Published online 2 September 2008 | Nature | doi:10.1038/news.2008.1073
Telescope pioneer foiled by optical effect while measuring distance to the stars.
When Galileo Galilei used a new invention called the telescope to watch the heavens, he revolutionized astronomy. But his estimates of the distances to the stars were thousand of times too short.
A scientist has now taken a closer look at Galileo's seventeenth century results in an attempt to explain why the estimates were so far off the mark1. Christopher Graney, a physicist at Jefferson Community College in Louisville, Kentucky, argues in a paper posted to the preprint server arXiv that Galileo was tricked by a phenomenon that was only really understood two centuries later — diffraction.
Graney says that Galileo was actually observing the diffraction pattern that the stars created in the telescope, instead of the stars themselves. Known as an Airy pattern, it arises when light from a point source such as a star passes through a hole. The pattern is made of concentric circles, with a bright 'Airy disk' in the middle — which it seems that Galileo thought was the star.
For fainter objects, the edges of the disk are hard to see, making it look smaller, whereas brighter stars produce a larger Airy disk. Because Galileo thought that all stars were the same size and brightness as the Sun, he concluded that the smaller stars he observed through his telescope were simply further away.
So Galileo tried to infer the stars' relative distance from Earth, in terms of what we now call astronomical units (AU), by measuring their diameter. One astronomical unit is the distance from Earth to the Sun, about 150 million kilometres. He deduced that the stars were hundreds to thousands of AU away. In reality, the nearest stars are about 300,000 AU away.
To unravel Galileo's mistake, Graney calculated the intensity of the diffraction pattern for stars of different brightnesses. He then worked out Galileo's detection threshold and calculated the size of the Airy disk that each different star would have produced in Galileo's telescope.

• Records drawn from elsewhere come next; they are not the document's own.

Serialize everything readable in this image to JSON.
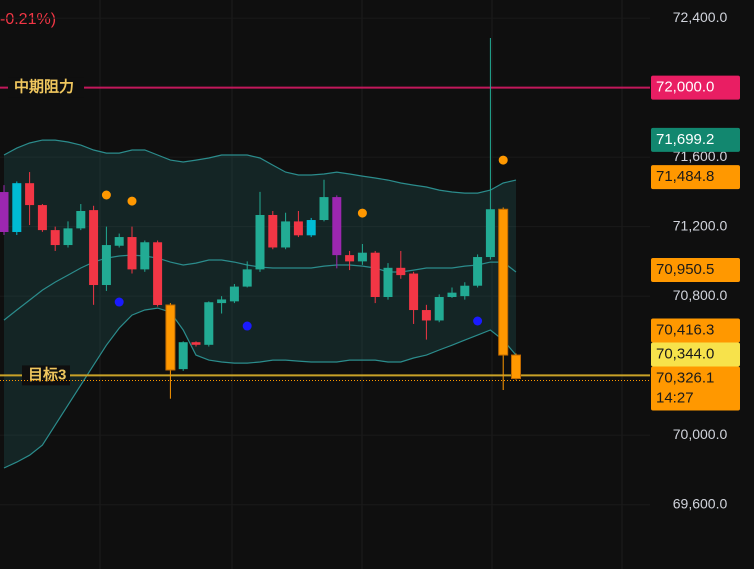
{
  "chart_data": {
    "type": "candlestick",
    "header_text": "-0.21%)",
    "header_color": "#f23645",
    "ylim": [
      69230,
      72504
    ],
    "yticks": [
      {
        "value": 69600,
        "label": "69,600.0"
      },
      {
        "value": 70000,
        "label": "70,000.0"
      },
      {
        "value": 70800,
        "label": "70,800.0"
      },
      {
        "value": 71200,
        "label": "71,200.0"
      },
      {
        "value": 71600,
        "label": "71,600.0"
      },
      {
        "value": 72400,
        "label": "72,400.0"
      }
    ],
    "series": {
      "open": [
        71169,
        71169,
        71450,
        71324,
        71180,
        71094,
        71190,
        71295,
        70864,
        71090,
        71140,
        70954,
        71110,
        70749,
        70380,
        70535,
        70520,
        70760,
        70770,
        70855,
        70954,
        71267,
        71080,
        71230,
        71150,
        71238,
        71370,
        71036,
        71000,
        71050,
        70795,
        70963,
        70930,
        70720,
        70660,
        70795,
        70800,
        70860,
        71025,
        71300,
        70461
      ],
      "high": [
        71439,
        71460,
        71514,
        71330,
        71200,
        71230,
        71330,
        71320,
        71200,
        71160,
        71200,
        71120,
        71120,
        70760,
        70540,
        70540,
        70770,
        70800,
        70870,
        71000,
        71400,
        71290,
        71280,
        71290,
        71250,
        71470,
        71380,
        71060,
        71100,
        71060,
        70990,
        71060,
        70940,
        70750,
        70810,
        70850,
        70880,
        71040,
        72285,
        71310,
        70470
      ],
      "low": [
        71152,
        71152,
        71209,
        71170,
        71060,
        71080,
        71180,
        70750,
        70830,
        71080,
        70930,
        70940,
        70740,
        70210,
        70370,
        70510,
        70510,
        70700,
        70760,
        70850,
        70940,
        71070,
        71070,
        71140,
        71140,
        71230,
        70960,
        70950,
        70980,
        70760,
        70780,
        70900,
        70640,
        70550,
        70650,
        70790,
        70780,
        70850,
        71010,
        70260,
        70320
      ],
      "close": [
        71399,
        71450,
        71324,
        71180,
        71094,
        71190,
        71290,
        70864,
        71094,
        71140,
        70954,
        71110,
        70749,
        70375,
        70535,
        70520,
        70765,
        70781,
        70855,
        70954,
        71267,
        71080,
        71230,
        71150,
        71238,
        71370,
        71036,
        71000,
        71050,
        70795,
        70963,
        70921,
        70720,
        70660,
        70795,
        70820,
        70860,
        71025,
        71300,
        70461,
        70326
      ],
      "colors": [
        "#9c27b0",
        "#00bcd4",
        "#f23645",
        "#f23645",
        "#f23645",
        "#22ab94",
        "#22ab94",
        "#f23645",
        "#22ab94",
        "#22ab94",
        "#f23645",
        "#22ab94",
        "#f23645",
        "#ff9800",
        "#22ab94",
        "#f23645",
        "#22ab94",
        "#22ab94",
        "#22ab94",
        "#22ab94",
        "#22ab94",
        "#f23645",
        "#22ab94",
        "#f23645",
        "#00bcd4",
        "#22ab94",
        "#9c27b0",
        "#f23645",
        "#22ab94",
        "#f23645",
        "#22ab94",
        "#f23645",
        "#f23645",
        "#f23645",
        "#22ab94",
        "#22ab94",
        "#22ab94",
        "#22ab94",
        "#22ab94",
        "#ff9800",
        "#ff9800"
      ]
    },
    "bands": {
      "color": "#2b8c8c",
      "upper": [
        71612,
        71652,
        71681,
        71698,
        71698,
        71687,
        71669,
        71641,
        71623,
        71623,
        71641,
        71641,
        71612,
        71583,
        71572,
        71583,
        71595,
        71612,
        71612,
        71612,
        71595,
        71554,
        71514,
        71497,
        71497,
        71503,
        71514,
        71503,
        71491,
        71480,
        71468,
        71451,
        71439,
        71428,
        71410,
        71399,
        71393,
        71393,
        71410,
        71451,
        71468
      ],
      "middle": [
        70662,
        70720,
        70777,
        70835,
        70881,
        70921,
        70962,
        70996,
        71019,
        71031,
        71036,
        71031,
        71019,
        70996,
        70979,
        70990,
        71008,
        71008,
        70996,
        70979,
        70967,
        70962,
        70962,
        70962,
        70962,
        70973,
        70979,
        70979,
        70973,
        70962,
        70939,
        70939,
        70950,
        70962,
        70962,
        70962,
        70973,
        70979,
        70996,
        70996,
        70939
      ],
      "lower": [
        69811,
        69845,
        69885,
        69943,
        70058,
        70173,
        70288,
        70403,
        70518,
        70616,
        70691,
        70720,
        70731,
        70708,
        70605,
        70461,
        70432,
        70421,
        70415,
        70415,
        70421,
        70432,
        70432,
        70426,
        70421,
        70421,
        70421,
        70432,
        70432,
        70432,
        70421,
        70421,
        70444,
        70461,
        70490,
        70518,
        70547,
        70576,
        70605,
        70547,
        70461
      ]
    },
    "signals": [
      {
        "color": "#ff9800",
        "x": [
          8,
          10,
          28,
          39
        ],
        "values": [
          71382,
          71347,
          71278,
          71583
        ]
      },
      {
        "color": "#1a1aff",
        "x": [
          9,
          19,
          37
        ],
        "values": [
          70766,
          70628,
          70657
        ]
      }
    ],
    "levels": [
      {
        "label": "中期阻力",
        "value": 72000,
        "color": "#c2185b",
        "text_color": "#f0c75e"
      },
      {
        "label": "目标3",
        "value": 70344,
        "color": "#c9a227",
        "text_color": "#f0c75e"
      }
    ],
    "price_badges": [
      {
        "value": 72000,
        "label": "72,000.0",
        "color": "#e91e63",
        "text_color": "#ffffff"
      },
      {
        "value": 71699.2,
        "label": "71,699.2",
        "color": "#12876f",
        "text_color": "#ffffff"
      },
      {
        "value": 71484.8,
        "label": "71,484.8",
        "color": "#ff9800",
        "text_color": "#1a1a1a"
      },
      {
        "value": 70950.5,
        "label": "70,950.5",
        "color": "#ff9800",
        "text_color": "#1a1a1a"
      },
      {
        "value": 70416.3,
        "label": "70,416.3",
        "color": "#ff9800",
        "text_color": "#1a1a1a"
      },
      {
        "value": 70344,
        "label": "70,344.0",
        "color": "#f7e24b",
        "text_color": "#1a1a1a"
      },
      {
        "value": 70326.1,
        "label": "70,326.1",
        "time": "14:27",
        "color": "#ff9800",
        "text_color": "#1a1a1a"
      }
    ]
  }
}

Drawing a graph of the stars' brightness against the apparent diameter of the Airy disk gave Graney a roughly straight line that looked very much like Galileo's own data — strong evidence, says Graney, that the astronomer was indeed being fooled by the Airy disk.

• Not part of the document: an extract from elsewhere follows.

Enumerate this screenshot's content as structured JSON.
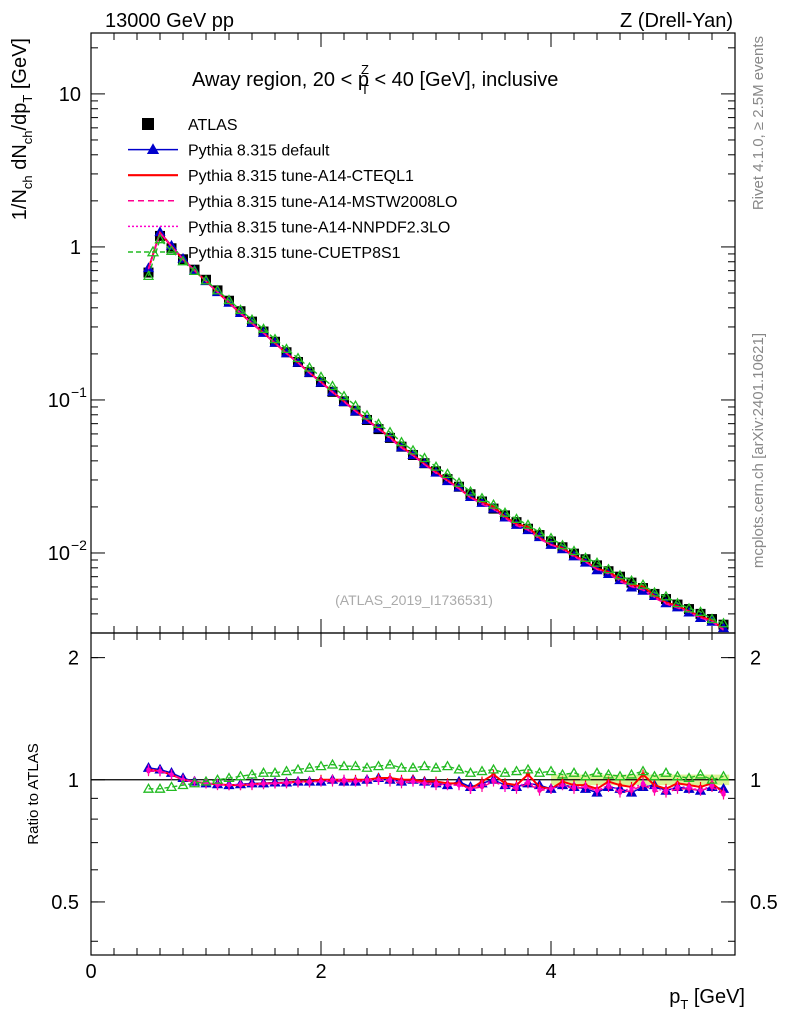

Historians have long known that Galileo was looking at spurious images of the stars. But Graney's work pinpoints exactly how diffraction could have tricked Galileo, says Noel Swerdlow, a historian of science at the University of Chicago, Illinois. "Showing the linear relationship between magnitude and apparent size does explain how Galileo could believe that," he says.
Although Galileo's assumptions about all stars being identical to the Sun turned out to be wrong, they were reasonable given the state of scientific knowledge in the seventeenth century, says Graney. "He would have seen nothing to contradict that point of view."
Astronomers now measure the distance to stars using the parallax technique, in which the apparent location of a distant star changes slightly as Earth orbits the Sun, allowing a distance to be deduced from the angle between those locations. This technique was first used in 1838 by German astronomer Friedrich Bessel.
Graney's work shows just how good Galileo was at taking measurements, says Don Salisbury, a physicist who teaches history of science courses focusing on Galileo at Austin College, Texas. "Galileo was indeed able to measure to an accuracy in which the diffracted image would be measurable," he says.
And Galileo's estimates were far larger than the distances to any astronomical bodies known at the time. "300 AU is close compared to modern ideas about the stars, but it is more than 10 times further than Neptune, and 30 times further than Saturn, the most distant planet known in Galileo's day," says Graney. "It's a long way, and I'm sure it seemed quite far to Galileo and his contemporaries."